Don't Expect Too Much
That Masoud Pezshkian, a reformist seeking to re-engage the West, was allowed to run for Iran’s next president isn’t that strange. The Supreme Leader will often let the odd reformist run to show the voter that the whole exercise isn’t a put-on – the novel thing is that they actually let the man win.
Normally, the Supreme Leader, his hand-picked Guardian Council and his praetorian guard, the IRCG, would just rig the election. What Friday’s election tells us is that the regime recognizes that it is in a precarious place: It needs at least a modicum of popular support or it’ll be putting down riots and protests every week. For a government trying to wage quite so many proxy wars as this one is, that can be tedious. The hardline, 85-year-old Supreme Leader Ayatollah Ali Khameni, is also currently trying to appoint his own son as successor, so he’s at least got to look like he’s listening to someone.
Reformist regimes aren’t unheard of; the last one Mohammad Khatami served two terms (1997-2005) with Dr. Pezshkian (a former heart surgeon) as his Minister of Health. It’s worth noting that it is now illegal to either quote Khatami or broadcast his image – whatever that tells us. What it tells us about Pezshkian is that he has carefully managed not to cross the red lines set by the hardliners. It’s probably best not to expect too much from the man.
For the regime, it’s not a bad plan; don’t rig the election, let the vote stand, let the people feel they’ve been heard, and then let a theocratic, sclerotic bureaucracy just stymie all his radical plans like re-entering the Nuclear Deal to get out from under crippling US sanctions or letting grown women dress themselves.
The beauty of Iran’s foreign policy of proxy wars is it’s – well maybe not plausible – but legal deniability. If Tehran can look at the rest of the world and say it has nothing to do with Hamas, Hezbollah the Houthi’s et al, then the IRGC can look at the office of the president and his supporters and say the same thing. Besides, the military, internal security, state media, judiciary and parliament are all in the hands of the Supreme Leader, the Guardian Counsel, or the IRGC.

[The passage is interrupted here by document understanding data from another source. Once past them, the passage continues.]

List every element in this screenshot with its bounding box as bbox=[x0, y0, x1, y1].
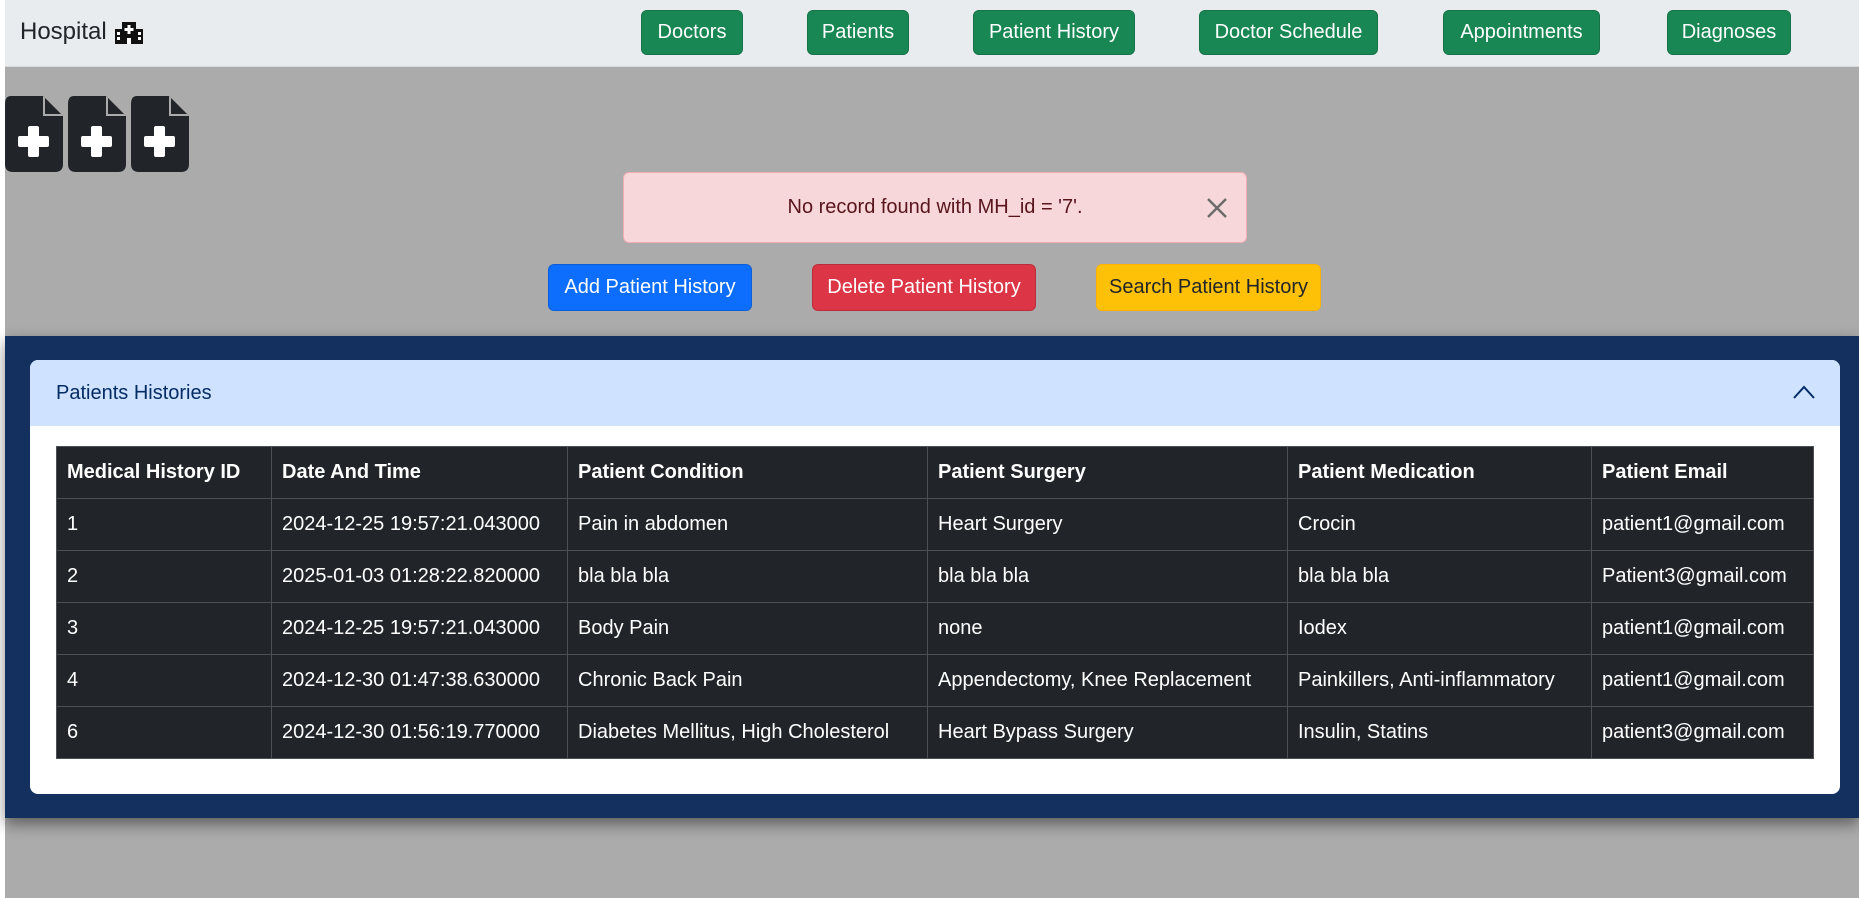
nav-appointments-button[interactable]: Appointments bbox=[1443, 10, 1600, 55]
cell-surgery: Heart Bypass Surgery bbox=[927, 706, 1288, 759]
patients-histories-accordion: Patients Histories Medical History ID Da… bbox=[30, 360, 1840, 794]
col-header-patient-medication: Patient Medication bbox=[1287, 446, 1592, 499]
col-header-medical-history-id: Medical History ID bbox=[56, 446, 272, 499]
nav-doctor-schedule-button[interactable]: Doctor Schedule bbox=[1199, 10, 1378, 55]
table-row: 2 2025-01-03 01:28:22.820000 bla bla bla… bbox=[56, 550, 1814, 603]
cell-email: Patient3@gmail.com bbox=[1591, 550, 1814, 603]
cell-medication: Painkillers, Anti-inflammatory bbox=[1287, 654, 1592, 707]
file-medical-icon[interactable] bbox=[131, 96, 189, 172]
table-row: 4 2024-12-30 01:47:38.630000 Chronic Bac… bbox=[56, 654, 1814, 707]
nav-doctors-button[interactable]: Doctors bbox=[641, 10, 743, 55]
col-header-patient-email: Patient Email bbox=[1591, 446, 1814, 499]
cell-condition: Chronic Back Pain bbox=[567, 654, 928, 707]
error-alert: No record found with MH_id = '7'. bbox=[623, 172, 1247, 243]
cell-email: patient1@gmail.com bbox=[1591, 654, 1814, 707]
nav-patients-button[interactable]: Patients bbox=[807, 10, 909, 55]
brand-label: Hospital bbox=[20, 18, 107, 45]
close-icon[interactable] bbox=[1204, 195, 1230, 221]
table-row: 1 2024-12-25 19:57:21.043000 Pain in abd… bbox=[56, 498, 1814, 551]
cell-medication: Insulin, Statins bbox=[1287, 706, 1592, 759]
cell-medication: bla bla bla bbox=[1287, 550, 1592, 603]
cell-surgery: none bbox=[927, 602, 1288, 655]
cell-medication: Iodex bbox=[1287, 602, 1592, 655]
accordion-header[interactable]: Patients Histories bbox=[30, 360, 1840, 426]
cell-datetime: 2025-01-03 01:28:22.820000 bbox=[271, 550, 568, 603]
cell-email: patient3@gmail.com bbox=[1591, 706, 1814, 759]
col-header-date-time: Date And Time bbox=[271, 446, 568, 499]
cell-id: 4 bbox=[56, 654, 272, 707]
cell-id: 6 bbox=[56, 706, 272, 759]
cell-surgery: bla bla bla bbox=[927, 550, 1288, 603]
nav-diagnoses-button[interactable]: Diagnoses bbox=[1667, 10, 1791, 55]
add-patient-history-button[interactable]: Add Patient History bbox=[548, 264, 752, 311]
cell-condition: Diabetes Mellitus, High Cholesterol bbox=[567, 706, 928, 759]
cell-condition: Pain in abdomen bbox=[567, 498, 928, 551]
cell-id: 1 bbox=[56, 498, 272, 551]
table-header-row: Medical History ID Date And Time Patient… bbox=[56, 446, 1814, 499]
cell-condition: Body Pain bbox=[567, 602, 928, 655]
col-header-patient-surgery: Patient Surgery bbox=[927, 446, 1288, 499]
cell-id: 3 bbox=[56, 602, 272, 655]
cell-condition: bla bla bla bbox=[567, 550, 928, 603]
table-row: 3 2024-12-25 19:57:21.043000 Body Pain n… bbox=[56, 602, 1814, 655]
cell-datetime: 2024-12-25 19:57:21.043000 bbox=[271, 498, 568, 551]
delete-patient-history-button[interactable]: Delete Patient History bbox=[812, 264, 1036, 311]
file-medical-icon[interactable] bbox=[68, 96, 126, 172]
cell-email: patient1@gmail.com bbox=[1591, 498, 1814, 551]
patient-history-panel: Patients Histories Medical History ID Da… bbox=[5, 336, 1859, 818]
table-row: 6 2024-12-30 01:56:19.770000 Diabetes Me… bbox=[56, 706, 1814, 759]
col-header-patient-condition: Patient Condition bbox=[567, 446, 928, 499]
cell-medication: Crocin bbox=[1287, 498, 1592, 551]
nav-patient-history-button[interactable]: Patient History bbox=[973, 10, 1135, 55]
search-patient-history-button[interactable]: Search Patient History bbox=[1096, 264, 1321, 311]
file-icons-group bbox=[5, 96, 189, 172]
cell-email: patient1@gmail.com bbox=[1591, 602, 1814, 655]
alert-message: No record found with MH_id = '7'. bbox=[787, 196, 1083, 218]
cell-surgery: Appendectomy, Knee Replacement bbox=[927, 654, 1288, 707]
cell-datetime: 2024-12-25 19:57:21.043000 bbox=[271, 602, 568, 655]
hospital-icon bbox=[114, 22, 143, 44]
cell-surgery: Heart Surgery bbox=[927, 498, 1288, 551]
cell-id: 2 bbox=[56, 550, 272, 603]
cell-datetime: 2024-12-30 01:47:38.630000 bbox=[271, 654, 568, 707]
chevron-up-icon[interactable] bbox=[1792, 382, 1816, 402]
patient-history-table: Medical History ID Date And Time Patient… bbox=[56, 446, 1814, 759]
brand[interactable]: Hospital bbox=[20, 18, 143, 46]
cell-datetime: 2024-12-30 01:56:19.770000 bbox=[271, 706, 568, 759]
accordion-title: Patients Histories bbox=[56, 381, 212, 404]
file-medical-icon[interactable] bbox=[5, 96, 63, 172]
top-navbar: Hospital Doctors Patients Patient Histor… bbox=[5, 0, 1859, 67]
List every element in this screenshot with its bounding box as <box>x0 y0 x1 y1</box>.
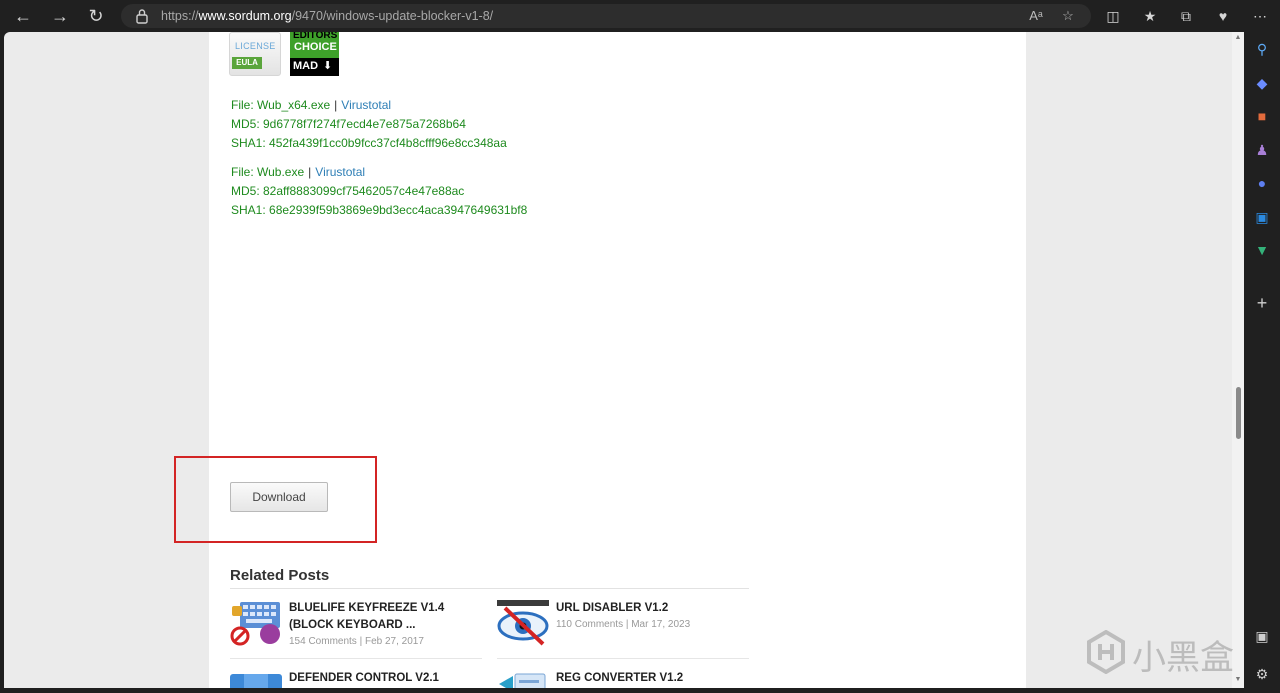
eula-badge-text: EULA <box>232 57 262 69</box>
file-line: File: Wub_x64.exe | Virustotal <box>231 98 391 112</box>
post-title[interactable]: REG CONVERTER V1.2 <box>556 670 751 687</box>
url-text: https://www.sordum.org/9470/windows-upda… <box>161 9 494 23</box>
outlook-icon[interactable]: ▣ <box>1252 207 1272 227</box>
sha1-hash: SHA1: 68e2939f59b3869e9bd3ecc4aca3947649… <box>231 203 528 217</box>
browser-essentials-icon[interactable]: ♥ <box>1213 6 1233 26</box>
forward-arrow-icon[interactable]: → <box>48 4 72 28</box>
browser-toolbar: ← → ↻ https://www.sordum.org/9470/window… <box>0 0 1280 32</box>
drop-icon[interactable]: ▼ <box>1252 240 1272 260</box>
collections-icon[interactable]: ⧉ <box>1176 6 1196 26</box>
watermark-hexagon-icon <box>1087 630 1125 674</box>
divider <box>230 588 749 589</box>
watermark-text: 小黑盒 <box>1132 638 1234 678</box>
sha1-hash: SHA1: 452fa439f1cc0b9fcc37cf4b8cfff96e8c… <box>231 136 507 150</box>
more-menu-icon[interactable]: ⋯ <box>1250 6 1270 26</box>
url-disabler-thumbnail <box>497 600 549 646</box>
article-content: LICENSE EULA EDITORS CHOICE MAD ⬇ File: … <box>174 32 1026 688</box>
watermark-logo: 小黑盒 <box>1086 624 1236 680</box>
read-aloud-icon[interactable]: Aᵃ <box>1027 7 1045 25</box>
post-title[interactable]: BLUELIFE KEYFREEZE V1.4 (BLOCK KEYBOARD … <box>289 600 484 634</box>
related-post[interactable]: URL DISABLER V1.2 110 Comments | Mar 17,… <box>497 600 749 650</box>
shopping-tag-icon[interactable]: ◆ <box>1252 73 1272 93</box>
virustotal-link[interactable]: Virustotal <box>315 165 365 179</box>
post-title[interactable]: URL DISABLER V1.2 <box>556 600 751 617</box>
related-posts-heading: Related Posts <box>230 567 330 584</box>
file-line: File: Wub.exe | Virustotal <box>231 165 365 179</box>
search-icon[interactable]: ⚲ <box>1252 39 1272 59</box>
page-scrollbar[interactable]: ▲ ▼ <box>1232 32 1244 688</box>
file-name: File: Wub.exe <box>231 165 305 179</box>
related-post[interactable]: DEFENDER CONTROL V2.1 <box>230 670 490 688</box>
add-icon[interactable]: + <box>1252 293 1272 313</box>
virustotal-link[interactable]: Virustotal <box>341 98 391 112</box>
md5-hash: MD5: 9d6778f7f274f7ecd4e7e875a7268b64 <box>231 117 466 131</box>
games-icon[interactable]: ♟ <box>1252 140 1272 160</box>
settings-gear-icon[interactable]: ⚙ <box>1252 664 1272 684</box>
license-badge-text: LICENSE <box>235 41 276 51</box>
mad-text: MAD <box>293 60 319 72</box>
divider <box>230 658 482 659</box>
post-meta: 110 Comments | Mar 17, 2023 <box>556 619 691 630</box>
license-eula-badge[interactable]: LICENSE EULA <box>229 32 281 76</box>
keyboard-lock-thumbnail <box>230 602 280 646</box>
post-title[interactable]: DEFENDER CONTROL V2.1 <box>289 670 484 687</box>
lock-icon <box>136 9 148 24</box>
download-button[interactable]: Download <box>230 482 328 512</box>
choice-text: CHOICE <box>294 41 337 53</box>
post-meta: 154 Comments | Feb 27, 2017 <box>289 636 424 647</box>
favorite-star-icon[interactable]: ☆ <box>1059 7 1077 25</box>
down-arrow-icon: ⬇ <box>323 60 333 72</box>
scrollbar-thumb[interactable] <box>1236 387 1241 439</box>
file-name: File: Wub_x64.exe <box>231 98 331 112</box>
related-post[interactable]: REG CONVERTER V1.2 <box>497 670 749 688</box>
separator: | <box>308 165 312 179</box>
reg-converter-thumbnail <box>499 673 546 688</box>
tools-icon[interactable]: ■ <box>1252 106 1272 126</box>
related-post[interactable]: BLUELIFE KEYFREEZE V1.4 (BLOCK KEYBOARD … <box>230 600 490 650</box>
split-screen-icon[interactable]: ◫ <box>1103 6 1123 26</box>
page-viewport: LICENSE EULA EDITORS CHOICE MAD ⬇ File: … <box>4 32 1244 688</box>
address-bar[interactable]: https://www.sordum.org/9470/windows-upda… <box>121 4 1091 28</box>
separator: | <box>334 98 338 112</box>
refresh-icon[interactable]: ↻ <box>84 4 108 28</box>
editors-text: EDITORS <box>293 32 338 41</box>
scroll-up-arrow-icon[interactable]: ▲ <box>1234 34 1242 41</box>
back-arrow-icon[interactable]: ← <box>11 4 35 28</box>
divider <box>497 658 749 659</box>
defender-control-thumbnail <box>230 674 282 688</box>
editors-choice-badge[interactable]: EDITORS CHOICE MAD ⬇ <box>290 32 339 76</box>
hide-sidebar-icon[interactable]: ▣ <box>1252 626 1272 646</box>
md5-hash: MD5: 82aff8883099cf75462057c4e47e88ac <box>231 184 465 198</box>
browser-sidebar: ⚲ ◆ ■ ♟ ● ▣ ▼ + ▣ ⚙ <box>1244 32 1280 693</box>
copilot-icon[interactable]: ● <box>1252 173 1272 193</box>
favorites-icon[interactable]: ★ <box>1140 6 1160 26</box>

Still, on election day, Iranian’s poured out into the streets as if the proposed removal of the dress codes had already happened. Tehran, for now at least, it letting this slide. But Iran’s problems with the US and the rest of the world are no longer the abstract Universal Values – Human Rights – Don’t be a Dick variety in which the UN specializes. The problem the rest of the world has with Iran is very concrete. It’s not unrelated that Hamas finally responded last week to Israel’s last cease-fire proposal sent back in May by dropping its objections to a six-week truce to release hostages prior to more comprehensive cease-fire talks. Tehran is still buying every dusty terrorist and militia gang they can to wreak havoc throughout the Middle East, supplying arms to the aggressor in the largest European war since World War II and pestering global shipping in the Red Sea and the Indian Ocean. There is no reason to think that Tehran will stop moving closer to China and Russia.
The same nasty regime will just have a more likable face, and it won’t really matter how the ladies wear their hair.